Making hydrogen gas (the bubbles) from a solar cell in water, a Sun Catalytix prototype.
Making hydrogen gas (the bubbles) from a solar cell in water, a Sun Catalytix prototype. Martin LaMonica/CNET

Drawing from nature, Massachusetts Institute of Technology professor Daniel Nocera thinks he can draw cheap and clean energy from water.

At the National Meeting of the American Chemical Society, Nocera yesterday presented results from research on making an "artificial leaf" to split water to get hydrogen fuel and oxygen. The goal is to use the solar cell to make hydrogen, which would be stored and then used in a fuel cell to make electricity.

"The artificial leaf shows particular promise as an inexpensive source of electricity for homes of the poor in developing countries. Our goal is to make each home its own power station," Nocera said in a statement.

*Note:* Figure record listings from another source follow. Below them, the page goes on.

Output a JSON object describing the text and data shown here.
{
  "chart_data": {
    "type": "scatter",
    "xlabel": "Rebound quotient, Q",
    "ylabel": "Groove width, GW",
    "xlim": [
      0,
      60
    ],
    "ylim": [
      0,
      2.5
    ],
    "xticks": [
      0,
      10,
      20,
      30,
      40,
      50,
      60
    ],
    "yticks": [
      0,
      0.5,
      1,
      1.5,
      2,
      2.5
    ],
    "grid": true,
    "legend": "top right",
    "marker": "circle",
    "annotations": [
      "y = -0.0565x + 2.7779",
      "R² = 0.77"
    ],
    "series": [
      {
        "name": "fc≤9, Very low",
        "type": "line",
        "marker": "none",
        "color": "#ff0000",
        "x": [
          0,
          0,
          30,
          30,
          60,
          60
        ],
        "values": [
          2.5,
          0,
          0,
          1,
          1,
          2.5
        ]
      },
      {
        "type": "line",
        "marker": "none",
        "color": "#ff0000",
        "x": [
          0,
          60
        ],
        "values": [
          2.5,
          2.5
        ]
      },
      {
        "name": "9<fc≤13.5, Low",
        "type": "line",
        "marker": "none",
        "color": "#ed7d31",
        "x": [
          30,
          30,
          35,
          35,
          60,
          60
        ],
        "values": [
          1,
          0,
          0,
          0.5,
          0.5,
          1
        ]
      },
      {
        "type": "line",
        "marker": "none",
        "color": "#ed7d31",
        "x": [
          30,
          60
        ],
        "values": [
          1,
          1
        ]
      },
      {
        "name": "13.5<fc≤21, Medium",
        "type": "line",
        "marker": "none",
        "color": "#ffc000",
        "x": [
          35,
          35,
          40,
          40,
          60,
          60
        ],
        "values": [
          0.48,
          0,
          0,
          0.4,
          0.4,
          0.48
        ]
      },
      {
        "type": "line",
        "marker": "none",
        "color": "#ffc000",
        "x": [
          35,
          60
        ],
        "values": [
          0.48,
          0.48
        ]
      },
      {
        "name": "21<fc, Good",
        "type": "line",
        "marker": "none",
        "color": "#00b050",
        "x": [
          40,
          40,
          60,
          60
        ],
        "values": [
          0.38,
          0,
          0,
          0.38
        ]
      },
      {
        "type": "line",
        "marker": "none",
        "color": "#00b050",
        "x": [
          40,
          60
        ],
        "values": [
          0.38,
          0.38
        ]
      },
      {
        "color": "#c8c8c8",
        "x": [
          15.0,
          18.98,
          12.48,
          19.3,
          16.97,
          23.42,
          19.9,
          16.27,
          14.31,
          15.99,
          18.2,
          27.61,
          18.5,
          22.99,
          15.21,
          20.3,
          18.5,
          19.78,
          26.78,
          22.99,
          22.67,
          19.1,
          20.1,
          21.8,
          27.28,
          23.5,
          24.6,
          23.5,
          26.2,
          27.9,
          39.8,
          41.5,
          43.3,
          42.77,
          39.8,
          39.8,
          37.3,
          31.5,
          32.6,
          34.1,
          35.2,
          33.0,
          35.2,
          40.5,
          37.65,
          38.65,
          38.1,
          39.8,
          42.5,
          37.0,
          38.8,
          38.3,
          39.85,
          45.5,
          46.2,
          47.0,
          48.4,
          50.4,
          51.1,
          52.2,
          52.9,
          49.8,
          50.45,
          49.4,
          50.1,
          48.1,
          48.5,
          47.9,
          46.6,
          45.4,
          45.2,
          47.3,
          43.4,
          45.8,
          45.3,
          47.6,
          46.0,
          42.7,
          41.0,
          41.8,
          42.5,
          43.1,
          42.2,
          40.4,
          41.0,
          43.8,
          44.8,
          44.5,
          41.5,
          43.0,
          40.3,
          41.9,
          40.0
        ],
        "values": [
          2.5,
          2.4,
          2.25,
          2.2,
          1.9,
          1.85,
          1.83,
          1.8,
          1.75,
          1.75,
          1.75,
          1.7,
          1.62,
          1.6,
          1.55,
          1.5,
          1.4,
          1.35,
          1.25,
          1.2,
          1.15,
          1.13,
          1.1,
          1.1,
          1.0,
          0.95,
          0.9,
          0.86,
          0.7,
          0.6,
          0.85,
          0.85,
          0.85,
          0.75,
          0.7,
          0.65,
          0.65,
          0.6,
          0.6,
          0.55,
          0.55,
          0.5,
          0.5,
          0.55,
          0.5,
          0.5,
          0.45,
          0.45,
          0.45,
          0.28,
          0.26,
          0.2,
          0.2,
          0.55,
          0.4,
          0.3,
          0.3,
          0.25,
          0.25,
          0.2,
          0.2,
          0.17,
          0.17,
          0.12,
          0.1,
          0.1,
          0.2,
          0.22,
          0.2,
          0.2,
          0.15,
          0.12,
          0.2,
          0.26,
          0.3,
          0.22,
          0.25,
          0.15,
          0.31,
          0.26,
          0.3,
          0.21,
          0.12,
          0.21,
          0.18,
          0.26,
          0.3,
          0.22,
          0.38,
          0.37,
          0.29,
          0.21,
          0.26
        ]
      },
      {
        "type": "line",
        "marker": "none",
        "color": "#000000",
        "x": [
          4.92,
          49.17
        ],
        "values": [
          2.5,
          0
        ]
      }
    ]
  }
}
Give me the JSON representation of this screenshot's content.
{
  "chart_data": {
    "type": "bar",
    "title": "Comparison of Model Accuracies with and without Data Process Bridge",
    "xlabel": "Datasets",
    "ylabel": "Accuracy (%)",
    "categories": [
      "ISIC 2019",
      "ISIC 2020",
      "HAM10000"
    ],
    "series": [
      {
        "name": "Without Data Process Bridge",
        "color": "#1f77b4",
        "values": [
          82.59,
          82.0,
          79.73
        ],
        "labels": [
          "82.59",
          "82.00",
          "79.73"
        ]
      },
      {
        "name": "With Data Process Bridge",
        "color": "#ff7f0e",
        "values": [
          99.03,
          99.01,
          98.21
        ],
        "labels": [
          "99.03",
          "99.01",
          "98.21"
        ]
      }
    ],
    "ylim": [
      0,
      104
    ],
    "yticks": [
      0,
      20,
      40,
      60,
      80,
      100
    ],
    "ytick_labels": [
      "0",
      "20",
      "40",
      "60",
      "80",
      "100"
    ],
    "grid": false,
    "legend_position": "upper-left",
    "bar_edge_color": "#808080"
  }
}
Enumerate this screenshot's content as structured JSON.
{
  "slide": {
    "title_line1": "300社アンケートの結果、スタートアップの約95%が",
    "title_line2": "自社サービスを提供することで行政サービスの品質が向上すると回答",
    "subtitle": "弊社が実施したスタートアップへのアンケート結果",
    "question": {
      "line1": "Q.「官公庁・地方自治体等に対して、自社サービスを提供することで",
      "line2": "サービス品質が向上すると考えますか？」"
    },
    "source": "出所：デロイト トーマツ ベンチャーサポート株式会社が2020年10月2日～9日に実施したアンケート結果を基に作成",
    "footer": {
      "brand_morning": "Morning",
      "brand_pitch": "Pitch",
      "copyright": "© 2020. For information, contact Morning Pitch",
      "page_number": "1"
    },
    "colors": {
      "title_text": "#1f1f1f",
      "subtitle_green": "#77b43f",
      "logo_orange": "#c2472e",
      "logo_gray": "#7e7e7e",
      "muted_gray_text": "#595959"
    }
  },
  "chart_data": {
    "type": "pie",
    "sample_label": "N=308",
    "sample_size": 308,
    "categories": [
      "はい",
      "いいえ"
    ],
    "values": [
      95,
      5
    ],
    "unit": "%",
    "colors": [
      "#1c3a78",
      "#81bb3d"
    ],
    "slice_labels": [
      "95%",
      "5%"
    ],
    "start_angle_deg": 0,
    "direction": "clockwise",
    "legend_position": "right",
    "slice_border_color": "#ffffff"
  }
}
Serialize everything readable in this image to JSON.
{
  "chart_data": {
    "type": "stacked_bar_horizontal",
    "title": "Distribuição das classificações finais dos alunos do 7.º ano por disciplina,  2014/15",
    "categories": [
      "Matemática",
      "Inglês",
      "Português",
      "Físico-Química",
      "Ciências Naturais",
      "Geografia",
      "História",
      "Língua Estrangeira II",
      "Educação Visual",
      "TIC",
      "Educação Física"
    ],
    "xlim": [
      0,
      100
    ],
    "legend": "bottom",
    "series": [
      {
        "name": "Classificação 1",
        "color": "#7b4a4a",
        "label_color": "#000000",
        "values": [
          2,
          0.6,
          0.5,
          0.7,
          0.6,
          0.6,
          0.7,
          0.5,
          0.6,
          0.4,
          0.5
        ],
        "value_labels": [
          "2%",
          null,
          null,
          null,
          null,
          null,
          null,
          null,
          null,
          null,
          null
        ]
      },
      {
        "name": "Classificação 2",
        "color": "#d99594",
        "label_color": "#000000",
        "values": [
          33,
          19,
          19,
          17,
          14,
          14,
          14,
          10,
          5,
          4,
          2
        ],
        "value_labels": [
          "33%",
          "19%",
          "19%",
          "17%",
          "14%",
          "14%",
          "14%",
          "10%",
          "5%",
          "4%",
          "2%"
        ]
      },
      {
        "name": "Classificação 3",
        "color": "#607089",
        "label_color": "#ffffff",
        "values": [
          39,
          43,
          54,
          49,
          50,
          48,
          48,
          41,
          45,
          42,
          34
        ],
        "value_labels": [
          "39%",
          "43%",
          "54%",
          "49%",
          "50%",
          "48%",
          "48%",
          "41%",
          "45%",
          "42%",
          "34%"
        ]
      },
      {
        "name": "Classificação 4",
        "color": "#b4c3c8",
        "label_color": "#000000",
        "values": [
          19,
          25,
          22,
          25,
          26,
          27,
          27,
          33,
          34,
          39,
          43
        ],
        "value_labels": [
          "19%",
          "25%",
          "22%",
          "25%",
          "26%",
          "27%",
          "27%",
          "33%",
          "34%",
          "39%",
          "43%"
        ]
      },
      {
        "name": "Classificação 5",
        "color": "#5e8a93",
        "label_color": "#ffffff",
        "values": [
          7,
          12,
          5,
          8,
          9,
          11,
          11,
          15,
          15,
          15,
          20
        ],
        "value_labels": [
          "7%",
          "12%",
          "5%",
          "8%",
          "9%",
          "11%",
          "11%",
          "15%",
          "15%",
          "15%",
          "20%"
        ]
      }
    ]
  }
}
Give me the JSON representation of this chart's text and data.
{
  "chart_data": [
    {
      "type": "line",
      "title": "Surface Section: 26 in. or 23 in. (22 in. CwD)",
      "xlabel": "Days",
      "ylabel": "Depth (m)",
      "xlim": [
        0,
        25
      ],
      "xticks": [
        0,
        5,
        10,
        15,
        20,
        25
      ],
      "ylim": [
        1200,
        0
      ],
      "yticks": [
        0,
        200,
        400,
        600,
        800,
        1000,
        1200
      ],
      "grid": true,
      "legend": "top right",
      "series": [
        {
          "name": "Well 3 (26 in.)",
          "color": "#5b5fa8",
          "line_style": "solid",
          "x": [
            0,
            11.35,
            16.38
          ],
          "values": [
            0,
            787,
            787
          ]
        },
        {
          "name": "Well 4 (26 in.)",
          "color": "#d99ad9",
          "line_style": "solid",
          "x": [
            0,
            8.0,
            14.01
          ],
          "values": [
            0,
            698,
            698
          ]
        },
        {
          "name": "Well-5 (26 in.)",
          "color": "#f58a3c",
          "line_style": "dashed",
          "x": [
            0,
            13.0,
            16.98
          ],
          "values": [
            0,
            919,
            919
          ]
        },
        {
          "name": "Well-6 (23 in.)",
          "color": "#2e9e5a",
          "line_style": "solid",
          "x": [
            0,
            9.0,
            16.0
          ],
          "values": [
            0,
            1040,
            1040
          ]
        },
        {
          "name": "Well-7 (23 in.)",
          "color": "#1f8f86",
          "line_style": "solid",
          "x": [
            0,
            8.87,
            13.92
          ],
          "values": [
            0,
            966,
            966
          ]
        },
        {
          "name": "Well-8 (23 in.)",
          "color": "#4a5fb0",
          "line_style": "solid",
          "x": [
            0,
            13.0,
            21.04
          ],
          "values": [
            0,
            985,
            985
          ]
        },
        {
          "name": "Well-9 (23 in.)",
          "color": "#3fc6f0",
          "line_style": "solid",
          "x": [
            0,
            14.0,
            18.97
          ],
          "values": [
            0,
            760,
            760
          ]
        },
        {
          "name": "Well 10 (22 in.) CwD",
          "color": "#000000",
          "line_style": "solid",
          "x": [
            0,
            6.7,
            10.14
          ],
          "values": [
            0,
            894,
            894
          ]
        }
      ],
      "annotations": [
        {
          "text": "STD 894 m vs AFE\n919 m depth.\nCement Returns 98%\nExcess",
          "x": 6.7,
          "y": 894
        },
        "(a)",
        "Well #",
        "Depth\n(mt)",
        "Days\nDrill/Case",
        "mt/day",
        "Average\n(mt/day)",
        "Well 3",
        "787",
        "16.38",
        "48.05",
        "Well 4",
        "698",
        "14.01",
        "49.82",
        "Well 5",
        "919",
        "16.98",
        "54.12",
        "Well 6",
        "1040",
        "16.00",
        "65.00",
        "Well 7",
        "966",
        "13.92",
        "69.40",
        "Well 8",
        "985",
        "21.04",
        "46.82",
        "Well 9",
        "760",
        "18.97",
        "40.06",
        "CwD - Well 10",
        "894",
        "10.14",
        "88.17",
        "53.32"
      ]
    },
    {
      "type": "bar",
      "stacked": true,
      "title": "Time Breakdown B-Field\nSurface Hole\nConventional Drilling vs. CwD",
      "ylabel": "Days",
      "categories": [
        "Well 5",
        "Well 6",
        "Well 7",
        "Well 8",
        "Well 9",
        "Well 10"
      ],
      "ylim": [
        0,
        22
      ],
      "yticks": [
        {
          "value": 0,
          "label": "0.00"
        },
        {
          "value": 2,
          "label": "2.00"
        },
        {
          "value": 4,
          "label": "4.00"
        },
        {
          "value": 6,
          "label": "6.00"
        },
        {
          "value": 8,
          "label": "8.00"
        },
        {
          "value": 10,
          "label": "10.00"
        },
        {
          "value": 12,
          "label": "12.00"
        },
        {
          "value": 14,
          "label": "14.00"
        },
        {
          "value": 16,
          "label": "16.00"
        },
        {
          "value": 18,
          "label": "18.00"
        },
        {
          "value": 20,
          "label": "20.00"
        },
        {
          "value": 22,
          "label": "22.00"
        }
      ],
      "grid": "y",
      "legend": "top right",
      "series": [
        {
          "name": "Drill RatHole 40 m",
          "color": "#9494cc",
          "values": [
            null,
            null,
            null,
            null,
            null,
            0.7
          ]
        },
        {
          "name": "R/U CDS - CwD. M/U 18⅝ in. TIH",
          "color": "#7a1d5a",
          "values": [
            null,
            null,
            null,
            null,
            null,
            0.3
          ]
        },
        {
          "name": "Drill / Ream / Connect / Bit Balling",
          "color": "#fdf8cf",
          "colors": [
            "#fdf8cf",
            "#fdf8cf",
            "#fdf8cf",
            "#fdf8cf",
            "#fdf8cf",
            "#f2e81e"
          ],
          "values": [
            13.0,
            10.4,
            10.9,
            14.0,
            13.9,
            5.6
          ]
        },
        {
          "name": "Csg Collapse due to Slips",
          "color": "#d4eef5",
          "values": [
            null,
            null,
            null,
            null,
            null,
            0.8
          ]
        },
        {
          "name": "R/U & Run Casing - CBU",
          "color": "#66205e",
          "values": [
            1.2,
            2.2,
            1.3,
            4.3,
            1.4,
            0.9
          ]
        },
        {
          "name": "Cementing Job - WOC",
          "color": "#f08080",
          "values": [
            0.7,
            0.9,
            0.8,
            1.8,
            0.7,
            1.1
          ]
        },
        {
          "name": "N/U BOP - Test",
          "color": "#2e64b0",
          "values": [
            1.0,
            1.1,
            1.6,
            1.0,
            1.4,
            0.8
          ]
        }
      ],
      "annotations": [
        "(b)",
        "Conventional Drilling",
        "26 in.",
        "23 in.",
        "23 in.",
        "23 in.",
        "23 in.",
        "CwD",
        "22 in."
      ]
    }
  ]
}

In 2009, Nocera and others created Sun Catalytix to commercialize his work on relatively cheap catalysts made from nickel and cobalt for a device called an electrolyzer that splits water into hydrogen and oxygen. The company in the fall raised more money from Indian industrial giant Tata .

Using a $4 million grant from the Advanced Research Projects Agency-Energy (ARPA-E), researchers at Sun Catalytix began work on their second-generation product. Rather than use an electrolyzer to make hydrogen, this product would make hydrogen directly from a solar cell. That would mean a renewable source for the hydrogen fuel and electricity.

Until now, research yielded very low efficiencies in converting sunlight to hydrogen using a solar cell. Nocera yesterday said that researchers are optimistic they can boost the efficiency rate and the durability of the material. In the lab, he said that an artificial leaf prototype operated for 45 hours without a degradation in performance.

At the ARPA-E Summit earlier this month where Sun Catalytix showed a prototype of its second-generation product, company executives said the research will take a few years to complete and about three to five years to create a commercial product.